What We Mean When We Say Adoption Reunion

A little while ago I noticed an article about New Jersey holding a family reunification day to celebrate parents who’ve been able to make changes in their lives and get their kids back after having them taken away due to neglect or abuse. I was struck by the use of the word “reunification” as opposed to “reunion,” which is the standard term used for cases in which adopted people and their biological relatives come back together after being separated for many years.

“Reunification” strikes me as being more serious and more lasting than “reunion.” We talk about reunification of countries, such as Ireland and Korea, that were long ago split in two due to political disagreements and war. We speak with optimism about one day in the future when the people of these nations will again be brethren under the same flag, participants in a newly mutual society reminiscent of one that actually existed once upon a time.

It makes sense, then, to talk about reunification in relation to children who had become wards of the state returning to their biological parents. These are family units that had been torn apart by disease and dysfunction, that are being restored as a result of hard work and healing on the part of the parents along with compassion on the part of the government officials involved.

Contrast this sense of potential for ongoing unity with scenarios in which we typically use the word “reunion:” high school reunions; workplace reunions; neighborhood reunions; cast reunions from our favorite old TV shows. Sure, sometimes old friends or colleagues keep in touch long after the reunion event has ended, but no one really expects relationships to return to what they once were in any of these situations. 

To reunite is to bring together again people who have been apart for a long time. Of course, this is what happens in adoption reunions, too, but how many enter into a reunion with their long lost biological kin expecting a brief moment of togetherness and reminiscence with no promise of a future ongoing relationship? I suspect that many adoptees and birth parents actually hope for something closer to reunification—a remaking into a coherent whole people who were once joined but then were separated. I suspect that, deep down, many entering into an adoption reunion wish to re-form the family that was broken, the way those celebrated families in New Jersey were able to overcome their reasons for separation and resume functioning again as a family unit.

We go into it hoping for reunification, then we’re disappointed when all we get is reunion. And sometimes we don’t get that, because we don’t know each other even as well as former neighbors or high school classmates do. We have nothing to reminisce about. We have no shared memories, except for those ancestral memories imprinted in our bones or maybe preverbal recollections of smell or touch that we can’t consciously conjure, only experience as a kind of trigger. Or, for a parent, memories of the anxiety, pain, and grief of making the decision to separate from a child along with the aftermath of that separation. Is it any wonder reunification can be so difficult to achieve?

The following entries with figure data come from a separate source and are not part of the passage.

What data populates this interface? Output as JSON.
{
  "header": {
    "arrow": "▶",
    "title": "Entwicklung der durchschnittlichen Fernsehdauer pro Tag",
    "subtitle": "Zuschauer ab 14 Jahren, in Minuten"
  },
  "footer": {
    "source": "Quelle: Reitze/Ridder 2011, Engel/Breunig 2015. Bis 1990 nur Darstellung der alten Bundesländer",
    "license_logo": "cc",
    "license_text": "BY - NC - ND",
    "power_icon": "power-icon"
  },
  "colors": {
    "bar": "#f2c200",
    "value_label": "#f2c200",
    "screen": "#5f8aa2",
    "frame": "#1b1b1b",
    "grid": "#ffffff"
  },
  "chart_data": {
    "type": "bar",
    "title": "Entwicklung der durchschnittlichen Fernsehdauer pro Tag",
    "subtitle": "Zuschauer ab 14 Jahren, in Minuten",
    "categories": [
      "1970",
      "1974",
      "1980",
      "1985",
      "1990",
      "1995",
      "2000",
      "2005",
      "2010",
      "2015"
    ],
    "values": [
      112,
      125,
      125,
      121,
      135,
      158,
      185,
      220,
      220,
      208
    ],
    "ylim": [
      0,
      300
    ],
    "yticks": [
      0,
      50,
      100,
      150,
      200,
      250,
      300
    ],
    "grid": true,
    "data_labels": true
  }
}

Perhaps a better word to use than “reunion” is “reconnection.” We search and we find and we attempt to establish communication and rapport, often times successfully to some degree. Maybe a loose attachment—the occasional visit or phone call or email—is a more realistic expectation for one to have entering into an adoption reunion. In order for a deeper relationship to develop, all parties involved need to be fully committed, when often one side tries to bear most of the relationship-building weight, with frustrating results.

We cannot expect to recreate what never existed in the first place. The best we can hope for in many adoption reunions is to create something brand new. Forward is the only direction available to us.